Verses 1 - 3 I said, "I will watch my ways and keep my tongue from sin; I will put a muzzle on my mouth as long as the wicked are in my presence." But when I was silent and still, not even saying anything good, my anguish increased. My heart grew hot within me, and as I meditated, the fire burned; then I spoke with my tongue
This is a psalm about the discipline of the Lord. Hebrews 12 says God will discipline us. The word ‘discipline’ is defined as training expected to produce a specific character or pattern of behavior, especially training that produces moral or mental improvement. According to Hebrews we have all had human fathers who disciplined us and we respected them for it. How much more should we submit to the Father of our spirits and live! (Heb. 12:9) It is not a matter of punishment but a matter of training.
It is also not an issue of being under the law but of grace, which is defined by Strong as being the divine influence upon the heart and its outward working. When we receive Christ into our lives things start to change. Some things immediately, some things relatively quickly and some over a period of time but things will change, this we can be assured of. Romans 12 tells us that we will be transformed by the renewing of our mind. This is the work of the Holy Spirit breathing on scriptures as we relate to Him. The word comes alive and persuades us to change, to lay down our former way of life and to take up the new way of life as exemplified by Christ. (What would Jesus do?)
The first 3 verses of the psalm say he tried to not talk thereby holding his tongue from sin. Why? Because our words reveal the condition of our heart! Some times it’s not only our words but it’s the tone with which we say them. When the Holy Spirit is convicting us in an area of our life, we may think as the psalmist did - if I could only keep my mouth shut everything will be ok. I have tried this method and it doesn’t work. Silence is usually understood as agreement and if you don’t agree you have problems.

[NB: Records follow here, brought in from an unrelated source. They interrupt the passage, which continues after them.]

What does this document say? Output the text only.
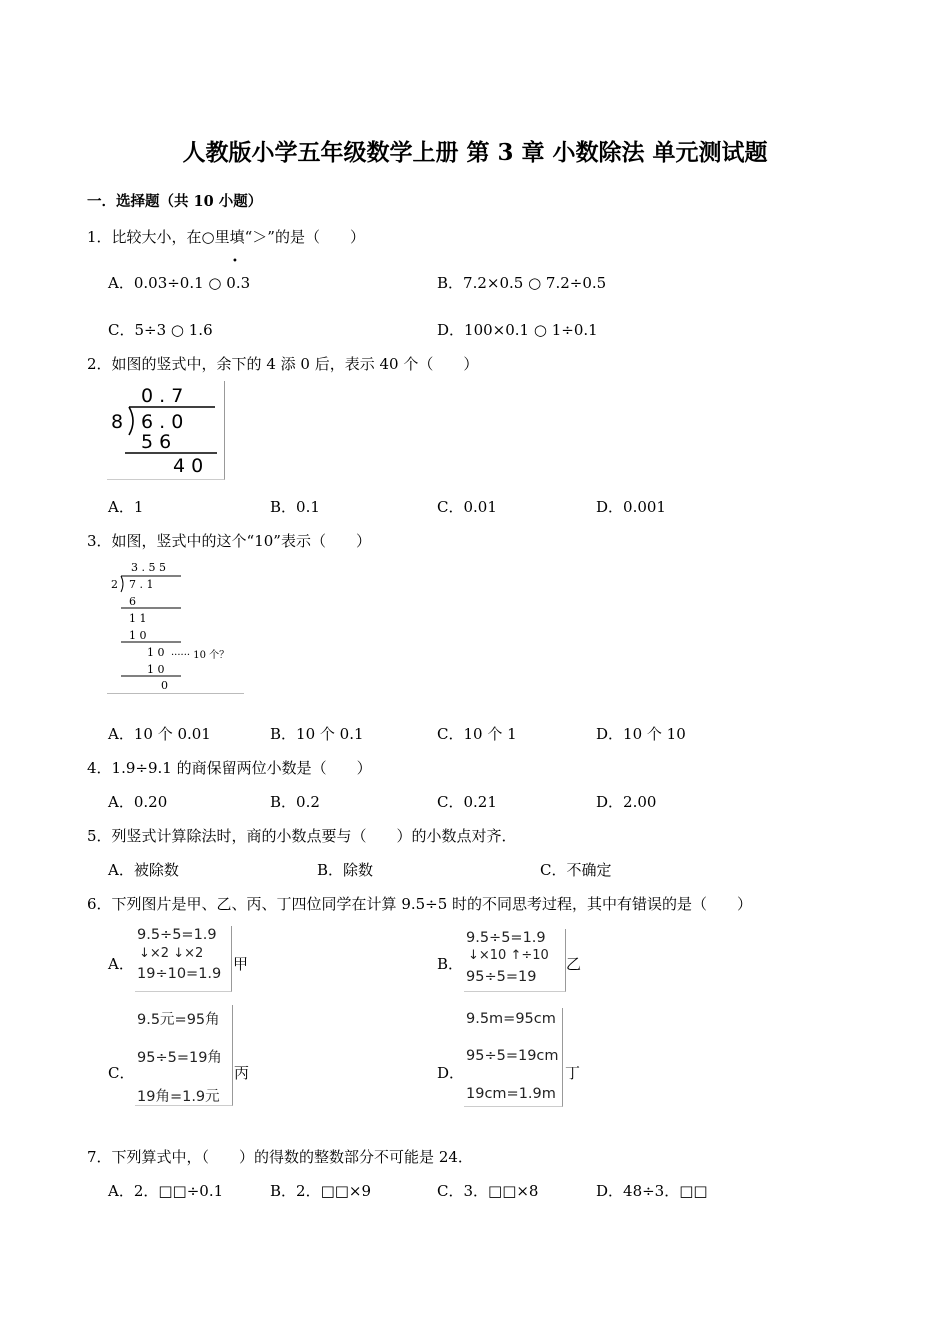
人教版小学五年级数学上册 第 3 章 小数除法 单元测试题
一．选择题（共 10 小题）
1．比较大小，在○里填“＞”的是（　　）
•
A．0.03÷0.1 ○ 0.3	B．7.2×0.5 ○ 7.2÷0.5
C．5÷3 ○ 1.6	D．100×0.1 ○ 1÷0.1
2．如图的竖式中，余下的 4 添 0 后，表示 40 个（　　）
0 . 7
8 6 . 0
5 6
4 0
A．1	B．0.1	C．0.01	D．0.001
3．如图，竖式中的这个“10”表示（　　）
3 . 5 5
2 7 . 1
6
1 1
1 0
1 0 ······ 10 个？
1 0
0
A．10 个 0.01	B．10 个 0.1	C．10 个 1	D．10 个 10
4．1.9÷9.1 的商保留两位小数是（　　）
A．0.20	B．0.2	C．0.21	D．2.00
5．列竖式计算除法时，商的小数点要与（　　）的小数点对齐．
A．被除数	B．除数	C．不确定
6．下列图片是甲、乙、丙、丁四位同学在计算 9.5÷5 时的不同思考过程，其中有错误的是（　　）
A．
9.5÷5=1.9
↓×2 ↓×2
19÷10=1.9
甲	B．
9.5÷5=1.9
↓×10 ↑÷10
95÷5=19
乙
C．
9.5元=95角
95÷5=19角
19角=1.9元
丙	D．
9.5m=95cm
95÷5=19cm
19cm=1.9m
丁
7．下列算式中，（　　）的得数的整数部分不可能是 24．
A．2．□□÷0.1	B．2．□□×9	C．3．□□×8	D．48÷3．□□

The psalmist describes the whole process of the Lord’s training as a scourge. In verse 10 he says, ‘I am overcome by the blow of your hand’. Hebrews 12 states in verse 11 that no discipline seems pleasant at the time, but painful. Later on, however, it produces a harvest of righteousness and peace for those who have been trained by it. As children of God we can resist correction, as would one of our own children. We think the way I am is good and we want what we want when we want it. It’s only after we have released it to the Lord that we realize the true effect it was having on our life.
This psalm quite vividly describes the feelings and emotions we encounter in our walk with the Lord. But as a good father cares for his children’s welfare how much more does our Heavenly Father care for us. He loves us too much to leave us as He found us. This psalm is written to remind us we aren’t the only ones to feel this way. The process we are encountering and the way we are reacting are normal to all of us. Selah!
Prayer: “Lord, help me to recognize what is happening to me in the transformation of my mind. Give me the grace to yield willingly to you and to know that my discipline will end in righteousness and peace. Amen.”